Alan Shepard was the first American in space and the fifth man to set foot on the moon. He received an appointment to the US Naval Academy in 1941, graduating 3 years later in an accelerated World War II class. Shepard first served aboard a destroyer, the USS Cogswell, because intended naval aviators were required to accomplish a tour aboard ship prior to flight training. In this capacity, he saw combat action in the Western Caroline Islands, Leyte Gulf, Luzon, Okinawa, and in the Third Fleet raids on Japan. He then returned to Texas and Florida for pilot training and received his wings in March 1947. Shepard then served as a fighter pilot with VF-41 in the Mediterranean prior to selection for test pilot duty.
While at Patuxent River, Maryland, he participated in high-altitude atmospheric tests, the Navy's first in-flight refueling tests, initial trials of the first angled carrier deck, and flight tests for such aircraft as the Banshee, Tigercat, and Skylancer. During a short break from test pilot duty, Shepard served as operations officer for VF-193, a night-fighter squadron in the Pacific. Then, after attending Naval War College, he was selected as one of the first seven astronauts for Project Mercury--the United States' first manned space program. After 2 years of intensive training, Shepard piloted the Mercury spacecraft, Freedom 7, through its first successful sub-orbital flight on 5 May 1961, signaling America's first step towards the moon.

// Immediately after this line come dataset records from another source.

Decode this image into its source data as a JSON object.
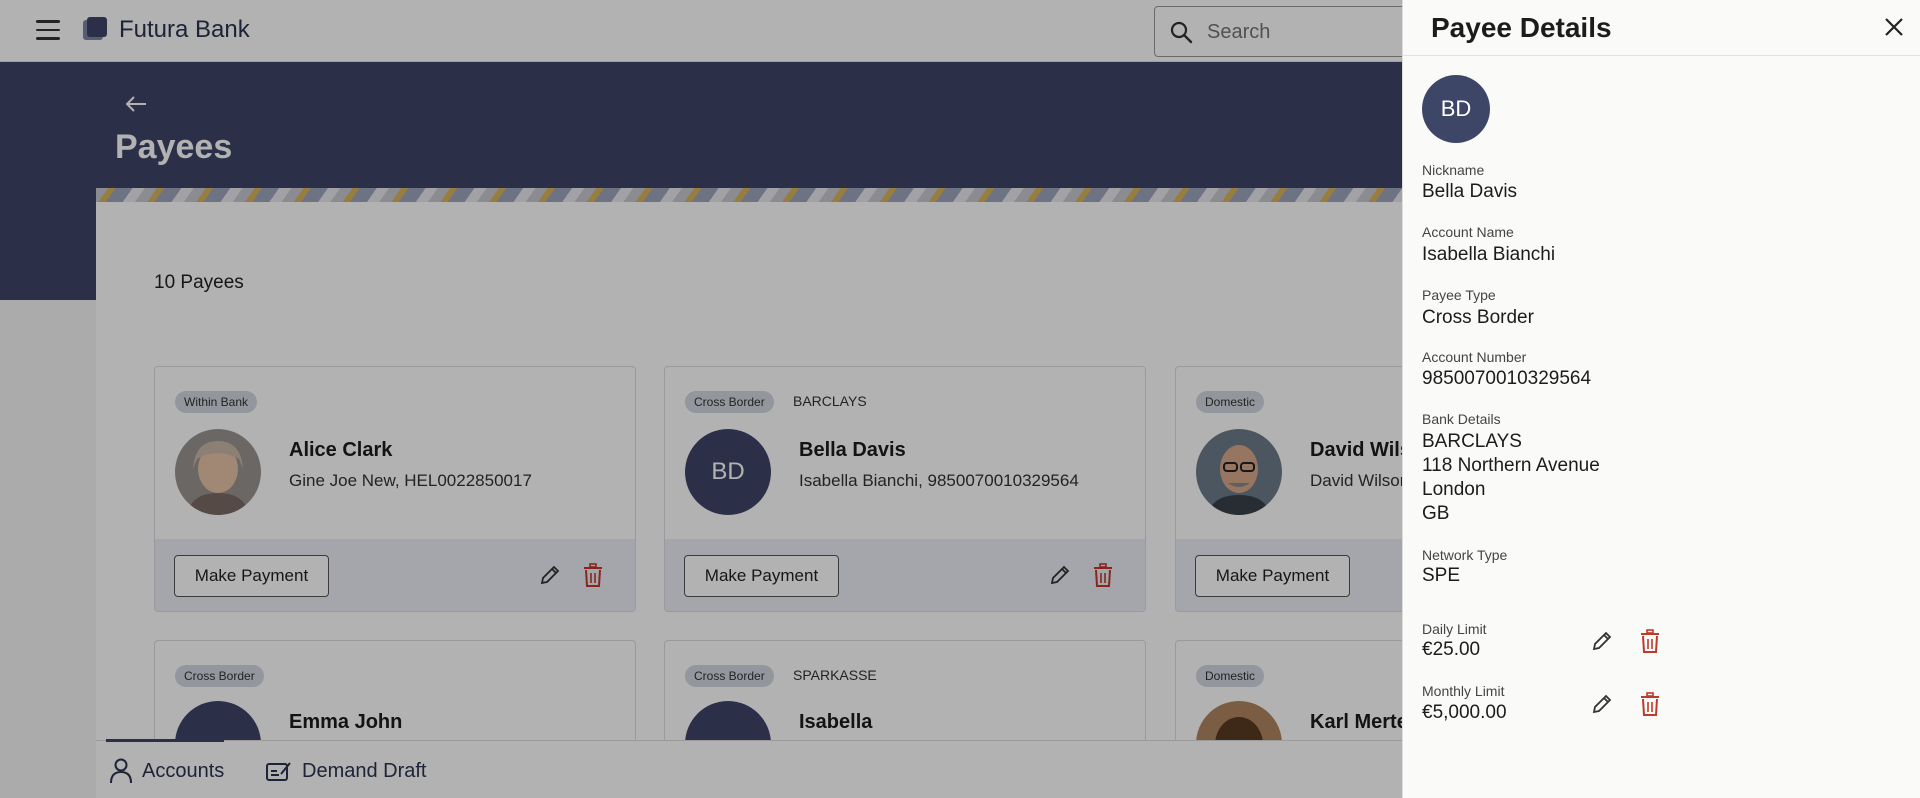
{
  "header": {
    "brand": "Futura Bank",
    "search_placeholder": "Search"
  },
  "page": {
    "title": "Payees",
    "count": "10 Payees"
  },
  "cards": [
    {
      "badge": "Within Bank",
      "bank": "",
      "name": "Alice Clark",
      "sub": "Gine Joe New, HEL0022850017",
      "make_payment": "Make Payment"
    },
    {
      "badge": "Cross Border",
      "bank": "BARCLAYS",
      "initials": "BD",
      "name": "Bella Davis",
      "sub": "Isabella Bianchi, 9850070010329564",
      "make_payment": "Make Payment"
    },
    {
      "badge": "Domestic",
      "bank": "",
      "name": "David Wils",
      "sub": "David Wilson",
      "make_payment": "Make Payment"
    },
    {
      "badge": "Cross Border",
      "bank": "",
      "name": "Emma John"
    },
    {
      "badge": "Cross Border",
      "bank": "SPARKASSE",
      "name": "Isabella"
    },
    {
      "badge": "Domestic",
      "bank": "",
      "name": "Karl Merte"
    }
  ],
  "bottom_nav": {
    "accounts": "Accounts",
    "demand_draft": "Demand Draft"
  },
  "drawer": {
    "title": "Payee Details",
    "initials": "BD",
    "nickname_label": "Nickname",
    "nickname": "Bella Davis",
    "account_name_label": "Account Name",
    "account_name": "Isabella Bianchi",
    "payee_type_label": "Payee Type",
    "payee_type": "Cross Border",
    "account_number_label": "Account Number",
    "account_number": "9850070010329564",
    "bank_details_label": "Bank Details",
    "bank_lines": [
      "BARCLAYS",
      "118 Northern Avenue",
      "London",
      "GB"
    ],
    "network_type_label": "Network Type",
    "network_type": "SPE",
    "daily_limit_label": "Daily Limit",
    "daily_limit": "€25.00",
    "monthly_limit_label": "Monthly Limit",
    "monthly_limit": "€5,000.00"
  },
  "colors": {
    "brand_navy": "#3e4668",
    "delete_red": "#c0392b",
    "card_footer": "#eceef6"
  }
}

He remained with NASA and served as the Chief of the Astronaut Office until selected to command the Apollo XIV mission 10 years later. During this third manned mission to land on the lunar surface, he became the fifth man to set foot on and the only man to "play golf" on the moon. During this mission, he spent 33.5 hours exploring the rugged Fra Mauro region of the lunar highlands and obtained 96 pounds of lunar rock samples as well as invaluable test data. An inductee to the International Aerospace Hall of Fame and recipient of the Collier, Lambert, and Kincheloe Trophies, Rear Admiral Shepard retired from the US Navy and NASA in 1974.

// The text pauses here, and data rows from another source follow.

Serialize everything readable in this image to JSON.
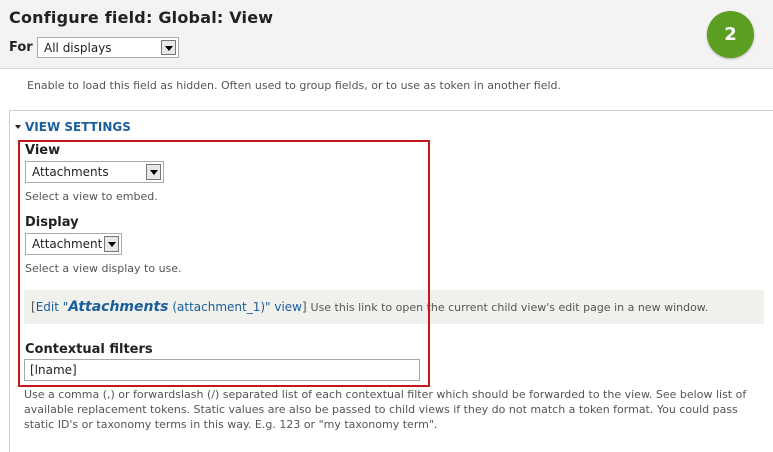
{
  "header": {
    "title": "Configure field: Global: View",
    "for_label": "For",
    "for_select_value": "All displays",
    "step_badge": "2"
  },
  "hidden_description": "Enable to load this field as hidden. Often used to group fields, or to use as token in another field.",
  "view_settings": {
    "legend": "VIEW SETTINGS",
    "view_label": "View",
    "view_value": "Attachments",
    "view_desc": "Select a view to embed.",
    "display_label": "Display",
    "display_value": "Attachment",
    "display_desc": "Select a view display to use.",
    "edit_link": {
      "bracket_open": "[",
      "prefix": "Edit \"",
      "name": "Attachments",
      "suffix": " (attachment_1)\" view",
      "bracket_close": "]",
      "note": "Use this link to open the current child view's edit page in a new window."
    },
    "contextual_label": "Contextual filters",
    "contextual_value": "[lname]",
    "contextual_desc": "Use a comma (,) or forwardslash (/) separated list of each contextual filter which should be forwarded to the view. See below list of available replacement tokens. Static values are also be passed to child views if they do not match a token format. You could pass static ID's or taxonomy terms in this way. E.g. 123 or \"my taxonomy term\"."
  },
  "colors": {
    "badge": "#5a9e22",
    "highlight_border": "#c8161d",
    "link": "#1a5e9a"
  }
}
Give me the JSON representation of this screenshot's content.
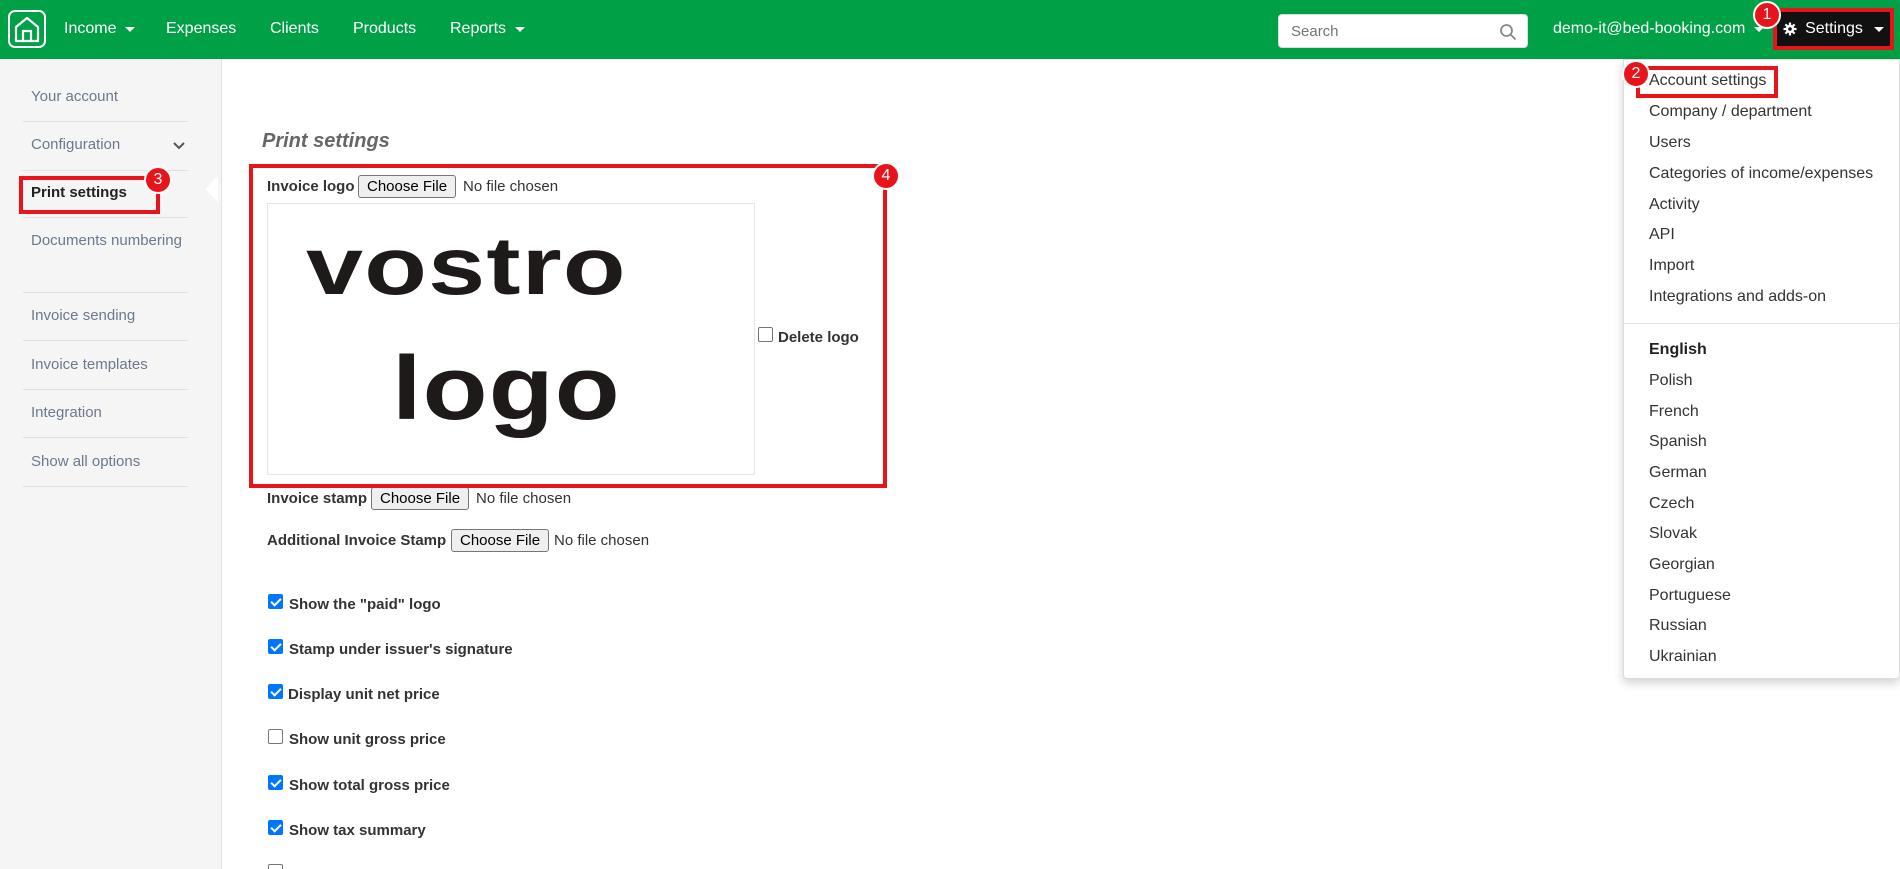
{
  "nav": {
    "items": [
      {
        "label": "Income",
        "has_caret": true
      },
      {
        "label": "Expenses",
        "has_caret": false
      },
      {
        "label": "Clients",
        "has_caret": false
      },
      {
        "label": "Products",
        "has_caret": false
      },
      {
        "label": "Reports",
        "has_caret": true
      }
    ],
    "search_placeholder": "Search",
    "user_email": "demo-it@bed-booking.com",
    "settings_label": "Settings",
    "brand_color": "#00a046"
  },
  "sidebar": {
    "items": [
      {
        "label": "Your account"
      },
      {
        "label": "Configuration"
      },
      {
        "label": "Print settings",
        "active": true
      },
      {
        "label": "Documents numbering"
      },
      {
        "label": "Invoice sending"
      },
      {
        "label": "Invoice templates"
      },
      {
        "label": "Integration"
      },
      {
        "label": "Show all options"
      }
    ]
  },
  "main": {
    "title": "Print settings",
    "invoice_logo": {
      "label": "Invoice logo",
      "button": "Choose File",
      "status": "No file chosen"
    },
    "logo_image_text": [
      "vostro",
      "logo"
    ],
    "delete_logo_label": "Delete logo",
    "invoice_stamp": {
      "label": "Invoice stamp",
      "button": "Choose File",
      "status": "No file chosen"
    },
    "additional_stamp": {
      "label": "Additional Invoice Stamp",
      "button": "Choose File",
      "status": "No file chosen"
    },
    "options": [
      {
        "label": "Show the \"paid\" logo",
        "checked": true
      },
      {
        "label": "Stamp under issuer's signature",
        "checked": true
      },
      {
        "label": "Display unit net price",
        "checked": true
      },
      {
        "label": "Show unit gross price",
        "checked": false
      },
      {
        "label": "Show total gross price",
        "checked": true
      },
      {
        "label": "Show tax summary",
        "checked": true
      }
    ]
  },
  "settings_menu": {
    "items": [
      "Account settings",
      "Company / department",
      "Users",
      "Categories of income/expenses",
      "Activity",
      "API",
      "Import",
      "Integrations and adds-on"
    ],
    "languages": [
      "English",
      "Polish",
      "French",
      "Spanish",
      "German",
      "Czech",
      "Slovak",
      "Georgian",
      "Portuguese",
      "Russian",
      "Ukrainian"
    ],
    "current_language": "English"
  },
  "annotations": {
    "badges": [
      "1",
      "2",
      "3",
      "4"
    ],
    "color": "#e8141b"
  }
}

On 5 May 1961, Alan Shepard made history when he became the first American in space. Less than a month after Cosmonaut Yuri Gargarin piloted Vostok I around the earth, the United States challenged the Soviet lead in the space race with the successful launch and recovery of Freedom 7. Boosted by a Redstone rocket, Shepard's flight of 15 minutes and 22 seconds climbed to a height of 116.5 miles, traveled 302 miles at a maximum speed of 5,180 mph, and gave NASA critical information in its quest to put the first man on the moon. On 6 December 1961, President John Kennedy presented Shepard with the NASA Distinguished Service Medal, and in a joint ceremony he and Virgil Grissom were awarded the first astronaut wings by their respective services.